Content Warning: Fatphobia, bullying, parental abuse
What’s it about? As a fat person, Tenjou Yuuya knows how cruel the world can be; he’s bullied by his classmates, and even disdained by his own family. Only his grandfather was kind to him, and even left him everything after passing away. “Everything” includes a hidden room with a mysterious door to another world.
I have to award points to Cheat Skill right off the bat for giving its Misfit Outcast Dude an actual burden beyond a slightly shit personality and teenage superiority complex. Anti-fatness is a nightmarish thing that grinds a person down from every corner of society, whether it’s diet ads that promote unhealthy or even dangerous solutions (because it’s okay for your heart to explode if your corpse looks thin!); doctors who relate every health complaint to weight loss, even when they are unrelated and that callousness potentially proves fatal; or a simple underlying assumption by many that fat people are some degree of subhuman.
It’s a simple trick, maybe, but my heart went out to Yuuya. He’s someone who’s been relentlessly shit on his entire life just for existing (and while it’s beside the point, is clearly quite active as part of his part-time jobs; he’s just fat, and his aesthetic aberrance is unforgivable) but still wants to help other people. That’s not to say the episode doesn’t engage in a bit of abjection itself—a number of shots have Yuuya enter a room belly-first, the camera loves a fish-eye lens to emphasize just how downright Quasimodo-like this kid’s appearance is, and the backstory tips from “hellish punishments for the crime of living while fat” to “oh come on now” when a flashback of Yuuya’s mother scolds him for mixing his laundry in with the (attractive) rest of the family.
Still, I found myself rooting for him, which is no small task given how utterly exhausted I am by the subgenre.

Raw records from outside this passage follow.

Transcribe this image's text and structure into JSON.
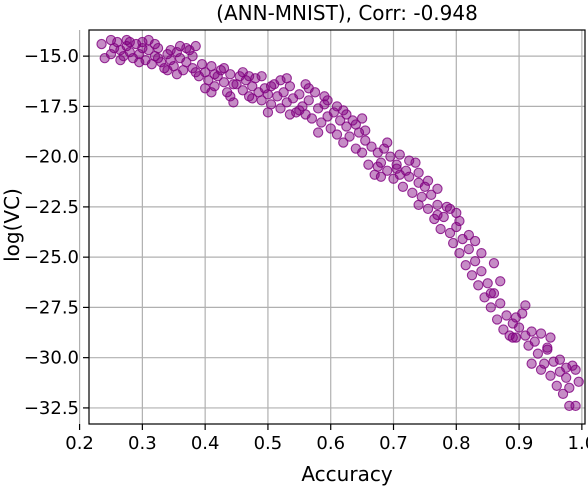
{
  "chart_data": {
    "type": "scatter",
    "title": "(ANN-MNIST), Corr: -0.948",
    "xlabel": "Accuracy",
    "ylabel": "log(VC)",
    "xlim": [
      0.215,
      1.005
    ],
    "ylim": [
      -33.3,
      -13.7
    ],
    "xticks": [
      0.2,
      0.3,
      0.4,
      0.5,
      0.6,
      0.7,
      0.8,
      0.9,
      1.0
    ],
    "xtick_labels": [
      "0.2",
      "0.3",
      "0.4",
      "0.5",
      "0.6",
      "0.7",
      "0.8",
      "0.9",
      "1.0"
    ],
    "yticks": [
      -15.0,
      -17.5,
      -20.0,
      -22.5,
      -25.0,
      -27.5,
      -30.0,
      -32.5
    ],
    "ytick_labels": [
      "−15.0",
      "−17.5",
      "−20.0",
      "−22.5",
      "−25.0",
      "−27.5",
      "−30.0",
      "−32.5"
    ],
    "grid": true,
    "marker_color": "#800080",
    "series": [
      {
        "points": [
          [
            0.235,
            -14.4
          ],
          [
            0.24,
            -15.1
          ],
          [
            0.25,
            -14.9
          ],
          [
            0.255,
            -14.6
          ],
          [
            0.26,
            -14.3
          ],
          [
            0.265,
            -14.7
          ],
          [
            0.27,
            -15.0
          ],
          [
            0.275,
            -14.5
          ],
          [
            0.28,
            -14.8
          ],
          [
            0.285,
            -15.1
          ],
          [
            0.29,
            -14.4
          ],
          [
            0.295,
            -14.9
          ],
          [
            0.3,
            -14.3
          ],
          [
            0.305,
            -15.2
          ],
          [
            0.31,
            -14.7
          ],
          [
            0.315,
            -15.4
          ],
          [
            0.32,
            -15.0
          ],
          [
            0.325,
            -14.6
          ],
          [
            0.33,
            -15.3
          ],
          [
            0.335,
            -15.6
          ],
          [
            0.34,
            -14.9
          ],
          [
            0.345,
            -15.2
          ],
          [
            0.35,
            -15.5
          ],
          [
            0.355,
            -14.8
          ],
          [
            0.36,
            -15.1
          ],
          [
            0.365,
            -15.7
          ],
          [
            0.37,
            -15.3
          ],
          [
            0.375,
            -14.7
          ],
          [
            0.38,
            -15.0
          ],
          [
            0.385,
            -14.5
          ],
          [
            0.39,
            -16.0
          ],
          [
            0.395,
            -15.4
          ],
          [
            0.4,
            -15.8
          ],
          [
            0.405,
            -16.2
          ],
          [
            0.41,
            -15.5
          ],
          [
            0.415,
            -16.5
          ],
          [
            0.42,
            -16.0
          ],
          [
            0.425,
            -15.7
          ],
          [
            0.43,
            -16.3
          ],
          [
            0.435,
            -16.8
          ],
          [
            0.44,
            -15.9
          ],
          [
            0.445,
            -17.3
          ],
          [
            0.45,
            -16.4
          ],
          [
            0.455,
            -16.0
          ],
          [
            0.46,
            -16.7
          ],
          [
            0.465,
            -16.2
          ],
          [
            0.47,
            -17.0
          ],
          [
            0.475,
            -16.5
          ],
          [
            0.48,
            -16.1
          ],
          [
            0.485,
            -16.8
          ],
          [
            0.49,
            -17.2
          ],
          [
            0.495,
            -16.6
          ],
          [
            0.5,
            -16.9
          ],
          [
            0.505,
            -17.4
          ],
          [
            0.51,
            -16.4
          ],
          [
            0.515,
            -17.0
          ],
          [
            0.52,
            -17.6
          ],
          [
            0.525,
            -16.8
          ],
          [
            0.53,
            -17.3
          ],
          [
            0.535,
            -16.5
          ],
          [
            0.54,
            -17.1
          ],
          [
            0.545,
            -17.8
          ],
          [
            0.55,
            -16.9
          ],
          [
            0.555,
            -17.5
          ],
          [
            0.56,
            -17.9
          ],
          [
            0.565,
            -17.2
          ],
          [
            0.57,
            -18.1
          ],
          [
            0.575,
            -16.8
          ],
          [
            0.58,
            -17.6
          ],
          [
            0.585,
            -18.3
          ],
          [
            0.59,
            -17.4
          ],
          [
            0.595,
            -18.0
          ],
          [
            0.6,
            -18.6
          ],
          [
            0.605,
            -17.8
          ],
          [
            0.61,
            -18.9
          ],
          [
            0.615,
            -18.2
          ],
          [
            0.62,
            -19.3
          ],
          [
            0.625,
            -18.5
          ],
          [
            0.63,
            -19.0
          ],
          [
            0.635,
            -18.2
          ],
          [
            0.64,
            -19.6
          ],
          [
            0.645,
            -18.8
          ],
          [
            0.65,
            -19.8
          ],
          [
            0.655,
            -19.2
          ],
          [
            0.66,
            -20.4
          ],
          [
            0.665,
            -19.5
          ],
          [
            0.67,
            -20.9
          ],
          [
            0.675,
            -19.8
          ],
          [
            0.68,
            -20.3
          ],
          [
            0.685,
            -19.6
          ],
          [
            0.69,
            -20.7
          ],
          [
            0.695,
            -20.0
          ],
          [
            0.7,
            -21.1
          ],
          [
            0.705,
            -20.4
          ],
          [
            0.71,
            -19.9
          ],
          [
            0.715,
            -21.5
          ],
          [
            0.72,
            -20.7
          ],
          [
            0.725,
            -21.0
          ],
          [
            0.73,
            -21.8
          ],
          [
            0.735,
            -20.3
          ],
          [
            0.74,
            -21.3
          ],
          [
            0.745,
            -22.0
          ],
          [
            0.75,
            -21.5
          ],
          [
            0.755,
            -22.6
          ],
          [
            0.76,
            -21.9
          ],
          [
            0.765,
            -23.1
          ],
          [
            0.77,
            -22.4
          ],
          [
            0.775,
            -23.6
          ],
          [
            0.78,
            -23.0
          ],
          [
            0.785,
            -22.5
          ],
          [
            0.79,
            -23.8
          ],
          [
            0.795,
            -24.3
          ],
          [
            0.8,
            -23.5
          ],
          [
            0.805,
            -24.8
          ],
          [
            0.81,
            -24.1
          ],
          [
            0.815,
            -25.4
          ],
          [
            0.82,
            -24.6
          ],
          [
            0.825,
            -25.9
          ],
          [
            0.83,
            -25.2
          ],
          [
            0.835,
            -26.4
          ],
          [
            0.84,
            -25.7
          ],
          [
            0.845,
            -27.0
          ],
          [
            0.85,
            -26.3
          ],
          [
            0.855,
            -27.5
          ],
          [
            0.86,
            -26.8
          ],
          [
            0.865,
            -28.1
          ],
          [
            0.87,
            -27.3
          ],
          [
            0.875,
            -28.6
          ],
          [
            0.88,
            -27.9
          ],
          [
            0.885,
            -28.9
          ],
          [
            0.89,
            -28.3
          ],
          [
            0.895,
            -29.0
          ],
          [
            0.9,
            -28.5
          ],
          [
            0.905,
            -27.8
          ],
          [
            0.91,
            -28.9
          ],
          [
            0.915,
            -29.4
          ],
          [
            0.92,
            -28.7
          ],
          [
            0.925,
            -29.2
          ],
          [
            0.93,
            -29.8
          ],
          [
            0.935,
            -28.8
          ],
          [
            0.94,
            -30.3
          ],
          [
            0.945,
            -29.6
          ],
          [
            0.95,
            -30.9
          ],
          [
            0.955,
            -30.2
          ],
          [
            0.96,
            -31.4
          ],
          [
            0.965,
            -30.7
          ],
          [
            0.97,
            -31.8
          ],
          [
            0.975,
            -31.0
          ],
          [
            0.98,
            -31.5
          ],
          [
            0.985,
            -30.4
          ],
          [
            0.99,
            -32.4
          ],
          [
            0.995,
            -31.2
          ],
          [
            0.98,
            -32.4
          ],
          [
            0.965,
            -30.1
          ],
          [
            0.945,
            -29.5
          ],
          [
            0.935,
            -30.6
          ],
          [
            0.91,
            -27.4
          ],
          [
            0.895,
            -28.0
          ],
          [
            0.87,
            -26.2
          ],
          [
            0.855,
            -26.8
          ],
          [
            0.84,
            -24.8
          ],
          [
            0.82,
            -23.9
          ],
          [
            0.805,
            -23.2
          ],
          [
            0.79,
            -22.6
          ],
          [
            0.77,
            -21.6
          ],
          [
            0.755,
            -21.2
          ],
          [
            0.74,
            -20.8
          ],
          [
            0.725,
            -20.2
          ],
          [
            0.705,
            -20.6
          ],
          [
            0.69,
            -19.3
          ],
          [
            0.675,
            -20.5
          ],
          [
            0.655,
            -18.7
          ],
          [
            0.64,
            -18.4
          ],
          [
            0.625,
            -17.9
          ],
          [
            0.61,
            -17.5
          ],
          [
            0.595,
            -17.2
          ],
          [
            0.58,
            -18.8
          ],
          [
            0.565,
            -16.6
          ],
          [
            0.55,
            -17.7
          ],
          [
            0.535,
            -17.9
          ],
          [
            0.52,
            -16.2
          ],
          [
            0.505,
            -16.5
          ],
          [
            0.49,
            -16.0
          ],
          [
            0.475,
            -17.1
          ],
          [
            0.46,
            -15.8
          ],
          [
            0.445,
            -16.4
          ],
          [
            0.43,
            -15.6
          ],
          [
            0.415,
            -15.9
          ],
          [
            0.4,
            -16.6
          ],
          [
            0.385,
            -15.8
          ],
          [
            0.37,
            -14.6
          ],
          [
            0.355,
            -15.9
          ],
          [
            0.34,
            -15.7
          ],
          [
            0.325,
            -15.1
          ],
          [
            0.31,
            -14.2
          ],
          [
            0.295,
            -15.3
          ],
          [
            0.28,
            -14.3
          ],
          [
            0.265,
            -15.2
          ],
          [
            0.25,
            -14.2
          ],
          [
            0.275,
            -14.2
          ],
          [
            0.3,
            -14.6
          ],
          [
            0.32,
            -14.4
          ],
          [
            0.345,
            -14.7
          ],
          [
            0.36,
            -14.5
          ],
          [
            0.38,
            -15.6
          ],
          [
            0.41,
            -16.8
          ],
          [
            0.44,
            -17.0
          ],
          [
            0.47,
            -16.0
          ],
          [
            0.5,
            -17.8
          ],
          [
            0.53,
            -16.1
          ],
          [
            0.56,
            -16.4
          ],
          [
            0.59,
            -17.0
          ],
          [
            0.62,
            -17.7
          ],
          [
            0.65,
            -18.1
          ],
          [
            0.68,
            -21.0
          ],
          [
            0.71,
            -20.9
          ],
          [
            0.74,
            -22.4
          ],
          [
            0.77,
            -22.9
          ],
          [
            0.8,
            -22.8
          ],
          [
            0.83,
            -24.2
          ],
          [
            0.86,
            -25.3
          ],
          [
            0.89,
            -29.0
          ],
          [
            0.92,
            -30.3
          ],
          [
            0.95,
            -29.0
          ],
          [
            0.975,
            -30.5
          ],
          [
            0.99,
            -30.6
          ]
        ]
      }
    ]
  }
}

It’s not a particularly creative iteration, either. The overuse of tiny text on static stat screens is unforgivably uninteresting, and there’s a distracting graininess thrown over the visuals. The montage of Yuuya experimenting with his new magic isekai house is livelier, because it’s one of the only shown-over-told parts of the episode, but by then my disappointment at the gimmick had already set in.
Yuuya, you see, is not long a fat protagonist. After allotting his new magic stat points he develops an eight-pack overnight, as well as several inches in height and a nose job. He wakes to the ultimate horror: being yet a-fucking-nother generic Potato-kun. It feels like a wasted opportunity, honestly. We could’ve seen Yuuya become slowly muscular and more confident in a way that still transformed the way he’s perceived, but let him look more like a Tagame Gengoroh protagonist. After all, there are plenty of fat athletes, including some of the best in the world! But, y’know, then we might’ve had to look at an interesting character design in another bargain-basement isekai story. That cannot be allowed.
This theme of “magically beefcaked fat protagonists” seems to be an interest of light novel protagonist Miku, who also wrote The Fruit of Evolution. I don’t want to hammer on that too hard, because there are plenty of fat people, especially fat kids, who’ve probably dreamed about a magic pill that would make the problem of people treating them like shit go away. Given how few manga there are focusing on the experience of fatness (you’ve got the harrowing In Clothes Called Fat on one hand and the encouraging but extremely recent Embrace Your Size on the other), I don’t want to underestimate how hard it is to even talk about these things in Japanese publishing. After all, The Fruit of Evolution was a terrible anime for completely unrelated reasons.
That shared lineage pretty well torpedoes any hope I had for the series’ female characters. The only ones who show up in this premiere are Yuuya’s abusive mother and sister, nameless background women who observe his bullying, and the Obvious Love Interest girl who he saves from street harassment and turns out to be rather well-off. She seems nice enough, but she also has maybe three lines, and it’s not exactly a ringing endorsement when you can easily sort all the women who appear in to “good camp” and “bad camp” (almost like some kind of dichotomy or something). I might wish Yuuya the best with his new eight-pack, but I’m checking out here.